She was unwise enough to allow her imagination to wake up, too. She stole from her bed and peered out of the screened window that faced the water. Almost at once a moving object met her frightened gaze.
It was a figure all in white which seemed to float down the lane between the tents and out upon the nearest boat-dock.
Afterward Jennie declared she could have suffered one of these spirit-looking manifestations in silence. She crammed the strings of her frilled nightcap between her teeth as a stopper!

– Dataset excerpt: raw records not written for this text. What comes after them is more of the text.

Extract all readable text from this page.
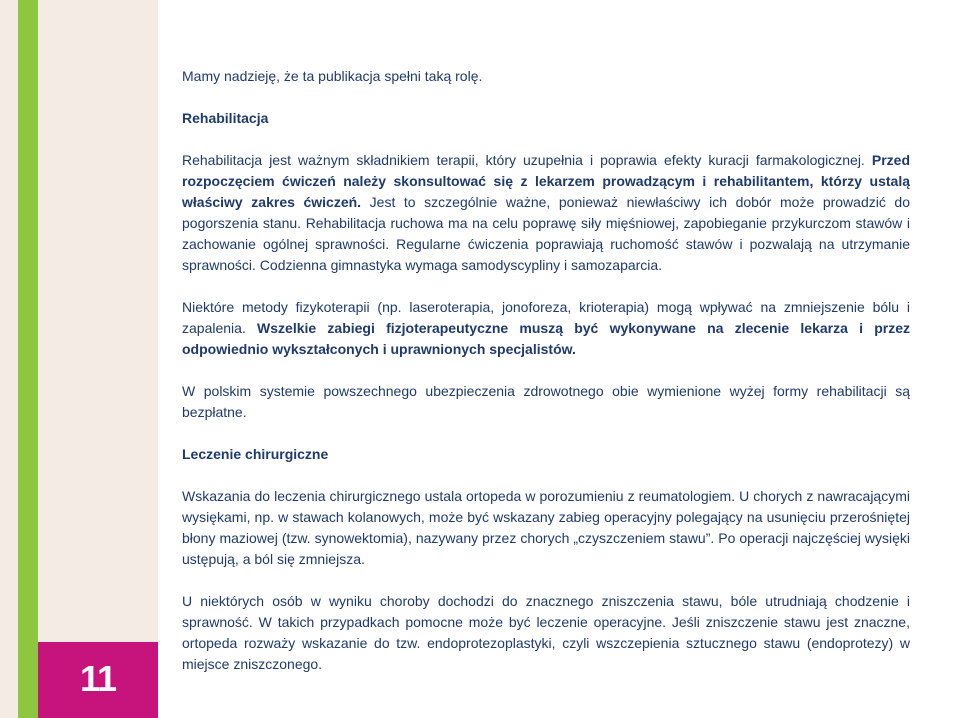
11

Mamy nadzieję, że ta publikacja spełni taką rolę.

Rehabilitacja

Rehabilitacja jest ważnym składnikiem terapii, który uzupełnia i poprawia efekty kuracji farmakologicznej. Przed rozpoczęciem ćwiczeń należy skonsultować się z lekarzem prowadzącym i rehabilitantem, którzy ustalą właściwy zakres ćwiczeń. Jest to szczególnie ważne, ponieważ niewłaściwy ich dobór może prowadzić do pogorszenia stanu. Rehabilitacja ruchowa ma na celu poprawę siły mięśniowej, zapobieganie przykurczom stawów i zachowanie ogólnej sprawności. Regularne ćwiczenia poprawiają ruchomość stawów i pozwalają na utrzymanie sprawności. Codzienna gimnastyka wymaga samodyscypliny i samozaparcia.

Niektóre metody fizykoterapii (np. laseroterapia, jonoforeza, krioterapia) mogą wpływać na zmniejszenie bólu i zapalenia. Wszelkie zabiegi fizjoterapeutyczne muszą być wykonywane na zlecenie lekarza i przez odpowiednio wykształconych i uprawnionych specjalistów.

W polskim systemie powszechnego ubezpieczenia zdrowotnego obie wymienione wyżej formy rehabilitacji są bezpłatne.

Leczenie chirurgiczne

Wskazania do leczenia chirurgicznego ustala ortopeda w porozumieniu z reumatologiem. U chorych z nawracającymi wysiękami, np. w stawach kolanowych, może być wskazany zabieg operacyjny polegający na usunięciu przerośniętej błony maziowej (tzw. synowektomia), nazywany przez chorych „czyszczeniem stawu”. Po operacji najczęściej wysięki ustępują, a ból się zmniejsza.

U niektórych osób w wyniku choroby dochodzi do znacznego zniszczenia stawu, bóle utrudniają chodzenie i sprawność. W takich przypadkach pomocne może być leczenie operacyjne. Jeśli zniszczenie stawu jest znaczne, ortopeda rozważy wskazanie do tzw. endoprotezoplastyki, czyli wszczepienia sztucznego stawu (endoprotezy) w miejsce zniszczonego.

This spectral figure was going away from the shack, anyway. It appeared to be bearing something in its arms. But then came a second ghost, likewise burdened. Gasping, Jennie waited, clinging to the window-sill for support.
A third spectre appeared, rising like Banquo’s spirit at Macbeth’s feast. This was too much for the plump girl’s self-control. She opened her mouth, and her half-strangled shriek, the partially masticated cap-strings all but choking her, aroused Ruth and Helen to palpitating fright.
“Oh! What is it?” demanded Helen, bounding out of bed.
“Ghosts! Oh! Waw!” gurgled Jennie, and sank back into her friend’s arms.
Helen was literally as well as mentally overcome. Jennie’s weight carried her to the straw matting with a bump that shook the shack and brought Ruth, too, out of bed.